Retail sales last month rose less than expected
US Retail Performance Shows Mixed Signals in June
Retail sales last month rose less than analysts had anticipated, revealing a more cautious consumer landscape despite several positive catalysts. The Commerce Department reported Thursday that retail sales increased 0.2% in June compared to the previous month, marking a notable decline from May’s revised 1% gain. This figure fell short of the 0.3% increase that economists surveyed by FactSet had projected. While the World Cup tournament attracted international visitors and major online shopping events drove traffic, overall spending momentum proved weaker than hoped.
Underlying Economic Indicators Point to Steady Growth
Retail sales last month rose with important caveats regarding how the data is calculated. The figures account for seasonal variations but do not adjust for inflation, which means rising prices can influence the numbers. Economists noted that the World Cup and Amazon’s Prime Day promotion provided spending boosts, yet declining fuel costs negatively impacted the government’s retail calculations since those figures remain unadjusted for inflation. When excluding gas station transactions, June spending demonstrated a more robust 0.7% increase.

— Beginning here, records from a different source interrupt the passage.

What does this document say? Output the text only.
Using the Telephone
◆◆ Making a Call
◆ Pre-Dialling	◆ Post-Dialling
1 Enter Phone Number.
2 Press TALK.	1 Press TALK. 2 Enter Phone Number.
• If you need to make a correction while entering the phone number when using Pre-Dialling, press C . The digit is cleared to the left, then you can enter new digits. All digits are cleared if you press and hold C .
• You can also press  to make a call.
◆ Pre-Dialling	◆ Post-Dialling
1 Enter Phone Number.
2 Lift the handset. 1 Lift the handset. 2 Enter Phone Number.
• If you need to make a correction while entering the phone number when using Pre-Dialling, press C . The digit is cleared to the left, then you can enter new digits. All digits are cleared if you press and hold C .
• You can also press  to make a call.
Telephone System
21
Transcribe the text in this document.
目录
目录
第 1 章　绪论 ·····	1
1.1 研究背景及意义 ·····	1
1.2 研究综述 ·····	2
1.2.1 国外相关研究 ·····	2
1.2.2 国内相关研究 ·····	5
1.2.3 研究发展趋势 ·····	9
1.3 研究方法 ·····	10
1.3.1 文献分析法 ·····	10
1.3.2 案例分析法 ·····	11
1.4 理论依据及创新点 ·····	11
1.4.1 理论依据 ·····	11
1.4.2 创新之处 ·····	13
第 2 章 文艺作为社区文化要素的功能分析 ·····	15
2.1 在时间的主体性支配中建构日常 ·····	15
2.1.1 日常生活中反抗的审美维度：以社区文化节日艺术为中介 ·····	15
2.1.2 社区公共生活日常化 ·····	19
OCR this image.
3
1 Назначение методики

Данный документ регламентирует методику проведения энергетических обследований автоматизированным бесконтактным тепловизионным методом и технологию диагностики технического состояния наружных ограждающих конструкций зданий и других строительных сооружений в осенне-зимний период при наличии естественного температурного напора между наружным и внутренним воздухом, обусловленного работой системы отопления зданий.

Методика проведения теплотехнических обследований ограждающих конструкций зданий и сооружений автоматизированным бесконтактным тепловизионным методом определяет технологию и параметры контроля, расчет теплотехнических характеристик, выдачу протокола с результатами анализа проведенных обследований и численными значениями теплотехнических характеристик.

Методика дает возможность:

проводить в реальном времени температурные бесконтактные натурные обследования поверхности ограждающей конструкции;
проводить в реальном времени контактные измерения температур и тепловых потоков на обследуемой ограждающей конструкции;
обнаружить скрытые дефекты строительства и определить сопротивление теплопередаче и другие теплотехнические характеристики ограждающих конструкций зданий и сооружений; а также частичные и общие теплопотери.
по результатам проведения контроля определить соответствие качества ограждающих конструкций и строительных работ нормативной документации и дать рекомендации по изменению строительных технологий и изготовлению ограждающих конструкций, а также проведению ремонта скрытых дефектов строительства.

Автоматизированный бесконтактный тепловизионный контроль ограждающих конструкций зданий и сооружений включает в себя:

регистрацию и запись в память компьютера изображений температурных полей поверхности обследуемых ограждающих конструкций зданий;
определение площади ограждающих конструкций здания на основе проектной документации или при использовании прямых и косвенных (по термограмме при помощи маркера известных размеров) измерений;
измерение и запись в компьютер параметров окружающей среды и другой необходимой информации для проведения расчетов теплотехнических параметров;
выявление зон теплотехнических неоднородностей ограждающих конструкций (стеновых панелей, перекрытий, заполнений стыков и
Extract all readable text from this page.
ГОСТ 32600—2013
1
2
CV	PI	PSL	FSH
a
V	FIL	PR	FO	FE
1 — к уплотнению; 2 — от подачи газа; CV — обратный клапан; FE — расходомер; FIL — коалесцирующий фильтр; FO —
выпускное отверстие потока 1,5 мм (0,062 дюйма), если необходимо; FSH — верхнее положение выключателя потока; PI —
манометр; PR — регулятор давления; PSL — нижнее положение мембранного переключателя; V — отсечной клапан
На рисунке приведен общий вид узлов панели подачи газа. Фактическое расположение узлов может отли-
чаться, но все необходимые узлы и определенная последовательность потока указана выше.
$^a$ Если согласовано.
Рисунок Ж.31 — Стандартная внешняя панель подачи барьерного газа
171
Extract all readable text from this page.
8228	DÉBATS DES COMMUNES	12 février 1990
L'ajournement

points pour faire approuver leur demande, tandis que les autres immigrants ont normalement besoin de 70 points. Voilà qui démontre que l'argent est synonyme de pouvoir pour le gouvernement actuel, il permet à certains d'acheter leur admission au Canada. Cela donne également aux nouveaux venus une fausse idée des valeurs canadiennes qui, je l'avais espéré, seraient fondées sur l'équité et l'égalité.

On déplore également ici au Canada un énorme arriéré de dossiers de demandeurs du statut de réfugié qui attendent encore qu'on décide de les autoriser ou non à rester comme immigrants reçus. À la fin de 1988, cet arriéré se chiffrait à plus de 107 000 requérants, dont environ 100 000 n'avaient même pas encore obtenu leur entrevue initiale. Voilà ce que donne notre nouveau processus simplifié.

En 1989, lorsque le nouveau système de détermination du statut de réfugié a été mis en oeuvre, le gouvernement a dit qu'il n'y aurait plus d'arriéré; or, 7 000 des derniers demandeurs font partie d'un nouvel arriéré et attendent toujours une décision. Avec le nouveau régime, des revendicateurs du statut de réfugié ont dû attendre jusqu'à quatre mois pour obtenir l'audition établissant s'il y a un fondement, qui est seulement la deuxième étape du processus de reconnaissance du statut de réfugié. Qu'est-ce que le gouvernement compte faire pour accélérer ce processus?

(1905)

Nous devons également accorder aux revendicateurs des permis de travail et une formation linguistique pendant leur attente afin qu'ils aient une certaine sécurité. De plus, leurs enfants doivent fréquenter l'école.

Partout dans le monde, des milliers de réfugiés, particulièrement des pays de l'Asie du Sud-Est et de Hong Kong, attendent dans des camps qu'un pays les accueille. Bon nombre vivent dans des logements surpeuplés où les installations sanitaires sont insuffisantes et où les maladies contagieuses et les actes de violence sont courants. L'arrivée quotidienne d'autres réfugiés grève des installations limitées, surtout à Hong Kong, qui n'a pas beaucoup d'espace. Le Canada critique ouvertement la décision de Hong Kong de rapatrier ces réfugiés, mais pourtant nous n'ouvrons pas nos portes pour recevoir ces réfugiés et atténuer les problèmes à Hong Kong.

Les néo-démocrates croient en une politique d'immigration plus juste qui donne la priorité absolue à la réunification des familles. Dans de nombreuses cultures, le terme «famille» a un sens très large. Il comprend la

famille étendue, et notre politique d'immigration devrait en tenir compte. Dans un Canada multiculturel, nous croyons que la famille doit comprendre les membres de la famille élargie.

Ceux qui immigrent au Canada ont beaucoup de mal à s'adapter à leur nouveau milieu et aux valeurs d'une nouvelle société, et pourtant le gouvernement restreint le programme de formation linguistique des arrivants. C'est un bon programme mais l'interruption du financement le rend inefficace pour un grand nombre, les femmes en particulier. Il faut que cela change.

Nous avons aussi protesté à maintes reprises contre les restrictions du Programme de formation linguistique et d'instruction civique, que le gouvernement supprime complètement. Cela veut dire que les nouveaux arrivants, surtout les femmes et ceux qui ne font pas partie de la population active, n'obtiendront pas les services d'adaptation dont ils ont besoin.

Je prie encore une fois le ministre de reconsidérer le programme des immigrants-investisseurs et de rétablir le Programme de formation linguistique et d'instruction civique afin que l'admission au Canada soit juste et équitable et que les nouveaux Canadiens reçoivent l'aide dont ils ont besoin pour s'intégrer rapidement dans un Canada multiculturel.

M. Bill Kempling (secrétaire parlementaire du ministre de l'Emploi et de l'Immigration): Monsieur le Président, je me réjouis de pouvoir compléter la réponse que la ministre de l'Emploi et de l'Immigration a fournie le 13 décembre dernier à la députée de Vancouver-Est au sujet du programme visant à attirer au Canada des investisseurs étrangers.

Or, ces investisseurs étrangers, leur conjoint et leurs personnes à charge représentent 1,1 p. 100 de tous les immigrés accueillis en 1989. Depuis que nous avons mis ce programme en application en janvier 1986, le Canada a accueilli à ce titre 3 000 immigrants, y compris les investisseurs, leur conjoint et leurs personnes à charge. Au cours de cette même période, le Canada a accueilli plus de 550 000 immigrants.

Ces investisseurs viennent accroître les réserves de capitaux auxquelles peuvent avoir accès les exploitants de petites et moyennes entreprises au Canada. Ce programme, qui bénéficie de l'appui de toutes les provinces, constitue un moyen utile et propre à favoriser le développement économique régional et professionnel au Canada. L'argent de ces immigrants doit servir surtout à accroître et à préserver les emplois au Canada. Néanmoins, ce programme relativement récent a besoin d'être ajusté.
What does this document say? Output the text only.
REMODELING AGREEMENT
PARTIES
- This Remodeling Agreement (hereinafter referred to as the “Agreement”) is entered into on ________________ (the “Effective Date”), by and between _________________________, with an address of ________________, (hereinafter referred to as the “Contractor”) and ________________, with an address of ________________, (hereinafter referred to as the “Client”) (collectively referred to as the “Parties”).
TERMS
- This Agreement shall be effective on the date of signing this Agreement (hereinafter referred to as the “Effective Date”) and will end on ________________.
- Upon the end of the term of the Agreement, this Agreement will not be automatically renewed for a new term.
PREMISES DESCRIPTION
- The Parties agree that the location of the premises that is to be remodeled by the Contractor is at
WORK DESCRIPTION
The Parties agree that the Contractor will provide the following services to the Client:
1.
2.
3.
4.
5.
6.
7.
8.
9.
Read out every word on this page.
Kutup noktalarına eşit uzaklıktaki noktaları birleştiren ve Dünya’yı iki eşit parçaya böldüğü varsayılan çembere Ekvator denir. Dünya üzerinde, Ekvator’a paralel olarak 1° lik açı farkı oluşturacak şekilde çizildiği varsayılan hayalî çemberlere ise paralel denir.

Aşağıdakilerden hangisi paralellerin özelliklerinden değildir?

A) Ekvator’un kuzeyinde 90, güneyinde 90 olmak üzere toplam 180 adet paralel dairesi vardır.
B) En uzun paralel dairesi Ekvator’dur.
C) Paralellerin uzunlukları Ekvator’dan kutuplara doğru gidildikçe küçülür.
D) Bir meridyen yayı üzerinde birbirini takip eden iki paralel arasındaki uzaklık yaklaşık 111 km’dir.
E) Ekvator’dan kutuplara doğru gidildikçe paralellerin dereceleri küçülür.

A closely watched measure that removes volatile sectors like building materials and gasoline showed retail sales last month rose 0.5% in June, down from May’s 0.8% but above the 0.4% forecast. This indicates that fundamental consumer demand remained active throughout the month. For Federal Reserve officials who determine interest rates, strong economic expansion combined with higher inflation suggests policymakers will likely maintain their current stance rather than cutting rates in the near term.
To initiate rate reductions, Fed decision-makers would need to observe inflation approaching their 2% annual objective or witness clearer signs of economic weakening. “Despite challenges, consumers are still spending and the labor market shows no signs of cracking,” Ellen Zentner, chief economic strategist at Morgan Stanley Wealth Management, explained in commentary released Thursday. “This type of data won’t move the Fed’s needle either way, but it underscores the ongoing resilience of the US economy.” Consumer spending, representing roughly two-thirds of American economic activity, has maintained stability this year despite elevated inflation and notably weak consumer confidence readings.
“A renewed slowdown in spending, however, beckons over the second half of this year,” Oliver Allen, senior US economist at Pantheon Macroeconomics, cautioned in an analyst note Thursday. “The lift to cashflow from tax refunds now has faded, leaving consumers far more exposed to the real income shock from the jump in gas prices.”
Thursday’s comprehensive report revealed that sales expanded across most categories, with online retailers leading the gains at 1.9%—likely driven by Prime Day activity—alongside car dealerships, which also posted 1.9% growth. Gas stations experienced the steepest decline at 5.3%, while health and personal care establishments fell 0.8%. Restaurant and bar revenue increased marginally by 0.1% despite the World Cup visitor surge.
Department store sales climbed just 0.1% in June, reflecting both minimal layoffs and a stable employment picture. However, lower-income families are experiencing greater pressure from rising prices and accumulating debt compared to wealthier households benefiting from stock market strength. Economists characterize this disparity as a K-shaped economic recovery.
The American consumer’s continued willingness to spend offers encouragement for broader economic expansion. The Federal Reserve Bank of Atlanta projects that gross domestic product exceeded 1% during the second quarter. Nevertheless, uncertainty remains regarding whether shoppers will maintain their spending habits, particularly if Middle Eastern tensions continue preventing energy costs from returning to pre-conflict levels.